Young Australian sailors have got off to a fine start at the International Cadet world championships on Italy’s Lake Garda, with Tasmanians Sam Abel and Hugo Allison leading the pointscore after the first three races overnight and five Australian crews in the top 10 of the 58 boat fleet.
Abel and Allison, from Sandy Bay Sailing Club in Hobart, won the opening race and followed this with a sixth and second place to be one point ahead of the British crew of Tom Collyer and Cara Bland who notched up a 6-3-1 score.
Racing got under way in good sailing conditions following a small earthquake during the night that woke up some competitors.

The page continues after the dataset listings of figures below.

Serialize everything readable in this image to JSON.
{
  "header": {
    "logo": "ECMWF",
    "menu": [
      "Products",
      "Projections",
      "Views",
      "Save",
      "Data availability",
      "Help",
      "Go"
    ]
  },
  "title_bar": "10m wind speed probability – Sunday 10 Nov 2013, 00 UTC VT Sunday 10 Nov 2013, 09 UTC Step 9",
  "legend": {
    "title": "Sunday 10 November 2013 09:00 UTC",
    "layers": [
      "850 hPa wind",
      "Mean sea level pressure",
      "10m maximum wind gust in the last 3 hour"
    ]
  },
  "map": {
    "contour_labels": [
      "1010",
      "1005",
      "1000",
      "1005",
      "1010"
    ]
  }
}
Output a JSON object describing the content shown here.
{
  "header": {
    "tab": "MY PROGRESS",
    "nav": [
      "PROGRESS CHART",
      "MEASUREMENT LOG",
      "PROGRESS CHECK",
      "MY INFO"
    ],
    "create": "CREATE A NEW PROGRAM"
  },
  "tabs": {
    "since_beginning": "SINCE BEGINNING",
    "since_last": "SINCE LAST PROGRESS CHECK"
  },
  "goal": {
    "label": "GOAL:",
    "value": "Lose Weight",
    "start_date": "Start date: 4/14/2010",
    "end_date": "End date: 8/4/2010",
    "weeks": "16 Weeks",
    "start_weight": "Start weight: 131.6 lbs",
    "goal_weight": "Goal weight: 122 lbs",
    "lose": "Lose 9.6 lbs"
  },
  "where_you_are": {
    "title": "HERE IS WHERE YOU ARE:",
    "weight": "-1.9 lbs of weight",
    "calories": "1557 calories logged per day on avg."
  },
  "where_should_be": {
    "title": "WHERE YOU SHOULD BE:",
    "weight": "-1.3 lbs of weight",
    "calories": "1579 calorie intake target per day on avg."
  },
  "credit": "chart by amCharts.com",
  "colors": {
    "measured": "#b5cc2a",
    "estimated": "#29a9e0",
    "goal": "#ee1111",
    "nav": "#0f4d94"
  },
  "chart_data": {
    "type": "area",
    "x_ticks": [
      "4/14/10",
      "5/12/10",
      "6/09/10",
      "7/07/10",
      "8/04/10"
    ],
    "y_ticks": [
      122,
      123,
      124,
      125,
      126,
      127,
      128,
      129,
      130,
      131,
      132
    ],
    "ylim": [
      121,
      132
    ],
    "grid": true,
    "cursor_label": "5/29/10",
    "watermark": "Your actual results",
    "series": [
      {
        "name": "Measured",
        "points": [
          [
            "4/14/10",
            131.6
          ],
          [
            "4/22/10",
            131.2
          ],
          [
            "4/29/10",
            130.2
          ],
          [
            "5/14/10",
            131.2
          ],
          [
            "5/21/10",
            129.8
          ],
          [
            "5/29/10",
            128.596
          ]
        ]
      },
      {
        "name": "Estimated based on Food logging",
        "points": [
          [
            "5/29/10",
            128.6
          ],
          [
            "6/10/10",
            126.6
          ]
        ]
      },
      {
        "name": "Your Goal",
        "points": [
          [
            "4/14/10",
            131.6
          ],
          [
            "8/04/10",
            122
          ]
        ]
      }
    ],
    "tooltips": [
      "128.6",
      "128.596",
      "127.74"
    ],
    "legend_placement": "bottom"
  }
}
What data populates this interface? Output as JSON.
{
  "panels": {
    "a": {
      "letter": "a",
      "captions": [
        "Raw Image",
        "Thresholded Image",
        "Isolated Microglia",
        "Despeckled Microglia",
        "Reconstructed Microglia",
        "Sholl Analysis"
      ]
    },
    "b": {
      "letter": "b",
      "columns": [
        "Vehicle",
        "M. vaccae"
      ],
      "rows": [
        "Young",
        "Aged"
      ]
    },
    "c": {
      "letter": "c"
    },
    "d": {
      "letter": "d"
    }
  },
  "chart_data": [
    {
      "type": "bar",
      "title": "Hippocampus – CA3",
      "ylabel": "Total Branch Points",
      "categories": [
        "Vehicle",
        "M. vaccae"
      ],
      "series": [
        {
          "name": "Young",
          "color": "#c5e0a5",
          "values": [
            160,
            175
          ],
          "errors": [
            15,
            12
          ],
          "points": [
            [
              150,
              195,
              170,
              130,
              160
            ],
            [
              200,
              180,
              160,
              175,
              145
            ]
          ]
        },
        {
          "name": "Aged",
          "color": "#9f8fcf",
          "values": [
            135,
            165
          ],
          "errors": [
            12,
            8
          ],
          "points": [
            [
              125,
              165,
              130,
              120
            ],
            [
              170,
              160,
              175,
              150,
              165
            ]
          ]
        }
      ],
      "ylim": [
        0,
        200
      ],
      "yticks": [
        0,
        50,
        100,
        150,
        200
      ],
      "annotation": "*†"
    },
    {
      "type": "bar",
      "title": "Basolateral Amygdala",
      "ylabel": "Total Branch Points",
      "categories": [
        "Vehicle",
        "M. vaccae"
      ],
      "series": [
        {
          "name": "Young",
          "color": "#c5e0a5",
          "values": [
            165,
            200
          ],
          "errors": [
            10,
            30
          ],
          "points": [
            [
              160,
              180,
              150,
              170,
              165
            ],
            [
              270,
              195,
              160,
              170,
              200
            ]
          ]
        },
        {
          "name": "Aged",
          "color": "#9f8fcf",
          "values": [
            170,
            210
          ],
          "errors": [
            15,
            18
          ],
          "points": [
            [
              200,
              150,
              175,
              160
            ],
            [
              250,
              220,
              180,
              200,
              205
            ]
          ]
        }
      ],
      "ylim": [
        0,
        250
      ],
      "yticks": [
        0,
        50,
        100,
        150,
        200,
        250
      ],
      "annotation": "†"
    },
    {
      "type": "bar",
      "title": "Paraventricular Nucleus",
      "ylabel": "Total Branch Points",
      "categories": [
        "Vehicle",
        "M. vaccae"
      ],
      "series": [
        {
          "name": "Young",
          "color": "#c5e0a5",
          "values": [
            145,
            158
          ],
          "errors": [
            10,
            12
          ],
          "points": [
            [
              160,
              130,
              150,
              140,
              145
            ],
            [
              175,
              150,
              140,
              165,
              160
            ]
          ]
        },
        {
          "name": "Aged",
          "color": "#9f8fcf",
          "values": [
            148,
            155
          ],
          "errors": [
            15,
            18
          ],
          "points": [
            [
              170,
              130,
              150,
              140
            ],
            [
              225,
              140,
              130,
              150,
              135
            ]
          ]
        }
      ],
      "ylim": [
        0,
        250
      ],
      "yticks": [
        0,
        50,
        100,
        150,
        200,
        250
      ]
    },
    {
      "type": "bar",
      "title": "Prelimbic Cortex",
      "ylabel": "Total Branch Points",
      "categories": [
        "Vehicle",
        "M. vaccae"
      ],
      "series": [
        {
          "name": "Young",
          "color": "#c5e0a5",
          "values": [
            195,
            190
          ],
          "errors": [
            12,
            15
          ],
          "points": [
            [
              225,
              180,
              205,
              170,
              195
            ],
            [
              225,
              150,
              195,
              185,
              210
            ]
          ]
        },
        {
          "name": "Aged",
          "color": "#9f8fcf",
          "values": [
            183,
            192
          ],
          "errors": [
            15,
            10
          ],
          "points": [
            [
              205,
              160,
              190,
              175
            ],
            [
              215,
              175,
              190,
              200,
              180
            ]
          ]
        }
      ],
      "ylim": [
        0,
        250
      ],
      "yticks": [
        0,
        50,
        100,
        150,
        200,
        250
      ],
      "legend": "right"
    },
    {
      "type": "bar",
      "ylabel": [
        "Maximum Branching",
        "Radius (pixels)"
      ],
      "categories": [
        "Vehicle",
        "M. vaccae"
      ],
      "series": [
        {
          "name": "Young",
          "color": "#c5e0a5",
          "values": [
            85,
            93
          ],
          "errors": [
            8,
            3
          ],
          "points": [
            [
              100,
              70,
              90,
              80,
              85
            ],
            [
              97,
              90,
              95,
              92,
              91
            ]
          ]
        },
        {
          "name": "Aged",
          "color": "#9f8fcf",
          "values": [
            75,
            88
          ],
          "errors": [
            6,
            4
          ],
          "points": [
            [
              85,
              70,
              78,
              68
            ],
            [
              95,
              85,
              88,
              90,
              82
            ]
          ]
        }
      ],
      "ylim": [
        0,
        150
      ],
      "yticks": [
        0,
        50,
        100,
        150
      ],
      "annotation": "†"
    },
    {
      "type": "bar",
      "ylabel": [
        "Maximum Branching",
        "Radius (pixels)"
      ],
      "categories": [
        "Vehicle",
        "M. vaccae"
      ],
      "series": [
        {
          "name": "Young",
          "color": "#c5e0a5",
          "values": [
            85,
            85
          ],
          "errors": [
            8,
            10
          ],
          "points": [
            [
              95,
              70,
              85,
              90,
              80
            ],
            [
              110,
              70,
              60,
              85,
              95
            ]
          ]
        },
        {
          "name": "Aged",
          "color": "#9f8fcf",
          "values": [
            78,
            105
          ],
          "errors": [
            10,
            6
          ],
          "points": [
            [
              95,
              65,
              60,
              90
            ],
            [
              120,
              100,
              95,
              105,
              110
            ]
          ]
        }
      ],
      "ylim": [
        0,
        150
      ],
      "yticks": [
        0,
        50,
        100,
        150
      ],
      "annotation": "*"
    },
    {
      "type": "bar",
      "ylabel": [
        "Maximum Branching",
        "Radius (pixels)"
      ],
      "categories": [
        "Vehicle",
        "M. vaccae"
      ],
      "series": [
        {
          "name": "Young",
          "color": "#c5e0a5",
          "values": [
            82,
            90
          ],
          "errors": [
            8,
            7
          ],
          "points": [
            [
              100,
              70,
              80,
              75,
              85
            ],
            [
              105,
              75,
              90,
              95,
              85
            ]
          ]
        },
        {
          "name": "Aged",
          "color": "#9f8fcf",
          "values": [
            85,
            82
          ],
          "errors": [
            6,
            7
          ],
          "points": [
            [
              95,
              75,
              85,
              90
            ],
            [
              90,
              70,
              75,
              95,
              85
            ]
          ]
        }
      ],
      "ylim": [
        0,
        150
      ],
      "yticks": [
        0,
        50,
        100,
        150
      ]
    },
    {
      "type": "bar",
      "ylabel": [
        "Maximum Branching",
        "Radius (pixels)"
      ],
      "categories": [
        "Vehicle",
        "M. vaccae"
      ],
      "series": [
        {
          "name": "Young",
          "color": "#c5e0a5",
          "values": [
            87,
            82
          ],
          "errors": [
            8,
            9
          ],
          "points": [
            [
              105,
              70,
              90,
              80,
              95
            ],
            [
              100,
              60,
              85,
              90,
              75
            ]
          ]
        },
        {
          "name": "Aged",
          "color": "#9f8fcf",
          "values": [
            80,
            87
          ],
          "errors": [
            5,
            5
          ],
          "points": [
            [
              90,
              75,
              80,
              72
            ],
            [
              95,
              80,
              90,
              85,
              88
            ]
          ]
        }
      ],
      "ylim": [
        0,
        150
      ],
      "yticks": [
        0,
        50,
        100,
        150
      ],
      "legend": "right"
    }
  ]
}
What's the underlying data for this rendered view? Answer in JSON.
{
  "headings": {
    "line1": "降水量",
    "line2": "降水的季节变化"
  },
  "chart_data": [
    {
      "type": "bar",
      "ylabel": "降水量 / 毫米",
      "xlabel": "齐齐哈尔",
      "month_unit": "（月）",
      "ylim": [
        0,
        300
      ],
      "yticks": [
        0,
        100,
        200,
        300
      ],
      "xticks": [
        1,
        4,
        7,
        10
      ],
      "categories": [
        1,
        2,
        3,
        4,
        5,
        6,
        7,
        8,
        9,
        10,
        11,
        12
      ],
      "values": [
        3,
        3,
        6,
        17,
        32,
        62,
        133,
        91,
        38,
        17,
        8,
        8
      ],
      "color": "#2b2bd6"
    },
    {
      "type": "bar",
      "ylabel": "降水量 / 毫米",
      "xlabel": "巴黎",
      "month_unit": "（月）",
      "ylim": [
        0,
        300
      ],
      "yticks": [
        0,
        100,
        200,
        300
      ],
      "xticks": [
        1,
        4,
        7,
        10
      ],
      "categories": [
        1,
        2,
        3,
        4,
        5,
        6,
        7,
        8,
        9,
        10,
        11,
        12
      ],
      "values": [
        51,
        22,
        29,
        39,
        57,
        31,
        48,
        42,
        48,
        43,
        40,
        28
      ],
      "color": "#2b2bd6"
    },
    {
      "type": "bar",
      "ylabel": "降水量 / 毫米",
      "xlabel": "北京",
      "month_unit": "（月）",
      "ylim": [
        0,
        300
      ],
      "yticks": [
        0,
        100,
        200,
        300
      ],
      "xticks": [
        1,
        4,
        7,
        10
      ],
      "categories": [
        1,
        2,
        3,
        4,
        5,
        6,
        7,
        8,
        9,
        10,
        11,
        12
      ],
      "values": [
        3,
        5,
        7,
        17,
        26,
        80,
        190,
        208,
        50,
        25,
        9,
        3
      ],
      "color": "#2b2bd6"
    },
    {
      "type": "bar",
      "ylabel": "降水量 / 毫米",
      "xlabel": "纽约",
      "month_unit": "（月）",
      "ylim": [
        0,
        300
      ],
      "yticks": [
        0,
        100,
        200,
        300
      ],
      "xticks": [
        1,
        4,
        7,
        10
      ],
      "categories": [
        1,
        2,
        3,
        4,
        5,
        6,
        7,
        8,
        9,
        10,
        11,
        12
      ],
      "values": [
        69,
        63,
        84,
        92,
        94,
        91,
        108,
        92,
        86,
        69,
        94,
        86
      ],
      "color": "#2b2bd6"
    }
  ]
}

Australian, Britain and Ukrainian crews share the top 10 in the fleet with the opening day races producing three different winners and the top three placings shared between seven crews. Only six point separate the top six crews.
A second Sandy Bay Sailing Club crew, Angus Price and Archer Ibbott, also scored a race win. They are eighth overall with their first place sandwiched between a 12th and seventh.
Port Lincoln Yacht Club’s Marty Hood and Jack O’Donnell are sixth overall with a score of 3-8-4 with Sandy Bay’s William Cooper and Laura Cooper in ninth place overall with a 5-19-9 score.
In 10th place is the Sandringham Yacht Club crew of Julian Sasson and Mischa Suda with an 11-10-13 opening day result.
The other two Australian crews, Dominic Randall and Ella Purnell and Oliver Manton and Benjamin Garner, both from Royal Geelong Yacht Club, are 25th and 26th overall respectively.
– Peter Campbell
Here's coach Tony Bull's latest blog:
Well a good first day for Australia at these world championships. We have all our team in the top half of the fleet and five in the top ten and the overall leader in Sam Abel and Hugo Allison. Three races were sailed and we had two heat winners, the aforementioned won heat 1 and Angus Price and Archer Ibbots won heat 2.
It was a nice day's sailing with a typical Ora breeze. We were fortunate to be first launched and got in a good pre race session in the building breeze. The coach boats are only allowed in certain areas and it was with baited breath that we would wait at top mark. Very relieved to see the AUS feature in the top few each race.
The focus for the day was to remove expectation from the agenda, if we just concentrate on sailing well the results will come. So just think about sailing well, not the placings. Expectation creates apprehension, which creates nervousness. Just go and sail and enjoy the day.
Looking ahead, nothing really changes. You are always one loose knot, errant decision, undone shackle or poor tack or gybe away from a bad race. So no time for complacency. Just do the things you always have done, the boat the crew and the gear are all the same.
Another pleasing aspect of yesterday's sailing was we had a couple of boats had horror days with capsizes, 720's and such. These boats are as good as any in the team, as has been shown in our lead-up sailing. After all the drama of the first day they are still mid twenties and will improve. They can serve as a reminder of the fine line we sail on to those doing well initially.
Looking forward to another day on the water.